Is This The Proper Way to Use Observed RVs of Different Lengths?


#1

I know how to handle linear models where the observed data is of different lengths, but I’m not sure how to handle the same use-case when multiplying observed parameters of differing lengths. My only guess was to combine the observed parameters into a single tensor via tt.tensor.join. This runs, but I wanted to make sure this was the correct way to go about it.

with pm.Model() as model:
    a = pm.Normal('a', 0, 10)
    b = pm.Normal('b', 0, 10, shape=2)
    
    idx = [0,0,0,0,0,1,1,1,1,1,1]
    
    obs0 = pm.Normal('y0', 0, 10, observed=[1, 2, 1, 2, 3])
    obs1 = pm.Normal('y1', 0, 10, observed=[1, 2, 1, 2, 5, 6])
    
    y = a + b[idx] * tt.tensor.join(0, obs0, obs1)

Thank you


#2

Not sure I understand your use case of “observed parameters”. The code is fine but it will be the same as if you are doing:

    obs0 = np.asarray([1, 2, 1, 2, 3])
    obs1 = np.asarray([1, 2, 1, 2, 5, 6])

#3

Not sure I understand your use case of “observed parameters ”. The code is fine but it will be the same as if you are doing:

Thank you for the reply. So in the above case, the Normal distribution isn’t being used at all? I want to setup a linear model:

z = \alpha + Y \cdot \beta^T where Y is, for example, 2 Normal distributions (containing different length observations).

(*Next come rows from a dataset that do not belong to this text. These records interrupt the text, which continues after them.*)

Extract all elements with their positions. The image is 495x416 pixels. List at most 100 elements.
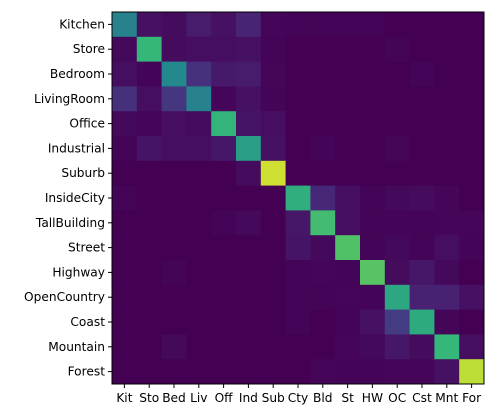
heatmap-cell-Industrial-Cst	[409, 136, 435, 162]
heatmap-cell-Street-Sto	[136, 235, 162, 261]
heatmap-cell-Kitchen-For	[459, 12, 485, 38]
heatmap-cell-InsideCity-Cty	[285, 185, 311, 211]
heatmap-cell-Bedroom-OC	[384, 61, 410, 87]
heatmap-cell-Mountain-Bld	[310, 334, 336, 360]
heatmap-cell-Store-Ind	[236, 36, 262, 62]
heatmap-cell-Industrial-Liv	[186, 136, 212, 162]
heatmap-cell-Industrial-Off	[211, 136, 237, 162]
heatmap-cell-TallBuilding-Sub	[260, 210, 286, 236]
heatmap-cell-InsideCity-Sub	[260, 185, 286, 211]
heatmap-cell-Coast-Sub	[260, 309, 286, 335]
heatmap-cell-Highway-Kit	[112, 260, 138, 286]
heatmap-cell-Industrial-HW	[360, 136, 386, 162]
heatmap-cell-InsideCity-Ind	[236, 185, 262, 211]
heatmap-cell-Suburb-HW	[360, 160, 386, 186]
y-tick-label: OpenCountry	[24, 290, 105, 304]
heatmap-cell-InsideCity-Sto	[136, 185, 162, 211]
heatmap-cell-Coast-OC	[384, 309, 410, 335]
heatmap-cell-Street-Mnt	[434, 235, 460, 261]
heatmap-cell-Office-Off	[211, 111, 237, 137]
heatmap-cell-Coast-Cst	[409, 309, 435, 335]
heatmap-cell-TallBuilding-Bed	[161, 210, 187, 236]
heatmap-cell-Store-Off	[211, 36, 237, 62]
heatmap-cell-Store-Cst	[409, 36, 435, 62]
heatmap-cell-Store-HW	[360, 36, 386, 62]
heatmap-cell-Forest-OC	[384, 359, 410, 385]
x-tick-label: St	[341, 391, 354, 405]
x-axis: Kit Sto Bed Liv Off Ind Sub Cty Bld St HW OC Cst Mnt F…	[116, 384, 482, 405]
x-tick-label: Sub	[262, 391, 285, 405]
heatmap-cell-Highway-Cty	[285, 260, 311, 286]
heatmap-cell-Highway-Sub	[260, 260, 286, 286]
heatmap-cell-Bedroom-Sto	[136, 61, 162, 87]
heatmap-cell-Bedroom-Kit	[112, 61, 138, 87]
heatmap-cell-Forest-Bed	[161, 359, 187, 385]
heatmap-cell-Highway-For	[459, 260, 485, 286]
heatmap-cell-Kitchen-Cty	[285, 12, 311, 38]
heatmap-cell-Suburb-Bld	[310, 160, 336, 186]
heatmap-cell-InsideCity-Bld	[310, 185, 336, 211]
heatmap-cell-TallBuilding-Cst	[409, 210, 435, 236]
heatmap-cell-TallBuilding-Sto	[136, 210, 162, 236]
heatmap-cell-OpenCountry-Sub	[260, 284, 286, 310]
heatmap-cell-Mountain-Ind	[236, 334, 262, 360]
heatmap-cell-Street-Liv	[186, 235, 212, 261]
heatmap-cell-TallBuilding-Kit	[112, 210, 138, 236]
heatmap-cell-LivingRoom-Cst	[409, 86, 435, 112]
heatmap-cell-TallBuilding-St	[335, 210, 361, 236]
y-tick-label: Industrial	[48, 141, 105, 155]
y-tick-label: LivingRoom	[34, 92, 105, 106]
heatmap-cell-Store-Liv	[186, 36, 212, 62]
heatmap-cell-Street-Off	[211, 235, 237, 261]
y-tick-label: InsideCity	[45, 191, 105, 205]
heatmap-cell-Kitchen-Mnt	[434, 12, 460, 38]
heatmap-cell-Kitchen-Sto	[136, 12, 162, 38]
heatmap-cell-InsideCity-HW	[360, 185, 386, 211]
heatmap-cell-OpenCountry-Liv	[186, 284, 212, 310]
heatmap-cell-Store-Bed	[161, 36, 187, 62]
x-tick-label: For	[462, 391, 482, 405]
heatmap-cell-Mountain-Sto	[136, 334, 162, 360]
heatmap-cell-Bedroom-Ind	[236, 61, 262, 87]
heatmap-cell-Street-Kit	[112, 235, 138, 261]
heatmap-cell-Forest-Cty	[285, 359, 311, 385]
x-tick-label: HW	[362, 391, 383, 405]
heatmap-cell-Office-Sub	[260, 111, 286, 137]
heatmap-cell-Mountain-OC	[384, 334, 410, 360]
heatmap-cell-Street-St	[335, 235, 361, 261]
heatmap-cell-Bedroom-St	[335, 61, 361, 87]
heatmap-cell-Forest-Sub	[260, 359, 286, 385]
heatmap-cell-Coast-Bed	[161, 309, 187, 335]
heatmap-cell-Forest-For	[459, 359, 485, 385]
heatmap-cell-Mountain-Bed	[161, 334, 187, 360]
heatmap-cell-Bedroom-Off	[211, 61, 237, 87]
heatmap-cell-Industrial-Kit	[112, 136, 138, 162]
heatmap-cell-Office-Mnt	[434, 111, 460, 137]
heatmap-cell-Highway-OC	[384, 260, 410, 286]
heatmap-cell-Industrial-Mnt	[434, 136, 460, 162]
heatmap-cell-Industrial-OC	[384, 136, 410, 162]
heatmap-cell-Mountain-Cty	[285, 334, 311, 360]
heatmap-cell-Bedroom-Bld	[310, 61, 336, 87]
heatmap-cell-Suburb-Mnt	[434, 160, 460, 186]
heatmap-cell-InsideCity-Bed	[161, 185, 187, 211]
x-tick-label: Liv	[190, 391, 207, 405]
heatmap-cell-OpenCountry-Bld	[310, 284, 336, 310]
heatmap-cell-LivingRoom-Sub	[260, 86, 286, 112]
heatmap-cell-Bedroom-Mnt	[434, 61, 460, 87]
heatmap-cell-LivingRoom-Bed	[161, 86, 187, 112]
x-tick-label: Kit	[116, 391, 132, 405]
heatmap-cell-Street-Cty	[285, 235, 311, 261]
heatmap-cell-Office-Bed	[161, 111, 187, 137]
heatmap-cell-Office-Cty	[285, 111, 311, 137]
y-tick-label: Suburb	[61, 166, 105, 180]
x-tick-label: Cty	[288, 391, 309, 405]
heatmap-cell-Bedroom-HW	[360, 61, 386, 87]
heatmap-cell-Suburb-Ind	[236, 160, 262, 186]
heatmap-cell-Street-Bed	[161, 235, 187, 261]
heatmap-cell-OpenCountry-Bed	[161, 284, 187, 310]
heatmap-cell-LivingRoom-OC	[384, 86, 410, 112]
heatmap-cell-OpenCountry-Mnt	[434, 284, 460, 310]
y-tick-label: Forest	[68, 365, 106, 379]
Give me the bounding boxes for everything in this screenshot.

I.e. [\mathcal{N}_0, \mathcal{N}_1] \cdot [\beta_0, \beta_1]^T.


#4

The model logp will includes two more constants from the normal, but because they are constants MCMC will essentially ignore it.

To do what you intended, you need to find a way to set up two latent variables, and let the information in the observed Y propagate back to these said latent variables, something like:

with pm.Model() as model:
    a = pm.Normal('a', 0, 10)
    b = pm.Normal('b', 0, 10, shape=2)
    
    idx = [0,0,0,0,0,1,1,1,1,1,1]
    
    ymu = pm.Normal('mu', 0, 10, shape=2)
    obs0 = pm.Normal('y0', ymu[0], 1., observed=[1, 2, 1, 2, 3])
    obs1 = pm.Normal('y1', ymu[1], 1., observed=[1, 2, 1, 2, 5, 6])
    
    y = a + b[idx] * ymu[idx]

#5

Ah that makes sense. Thank you very much @junpenglao — much appreciated!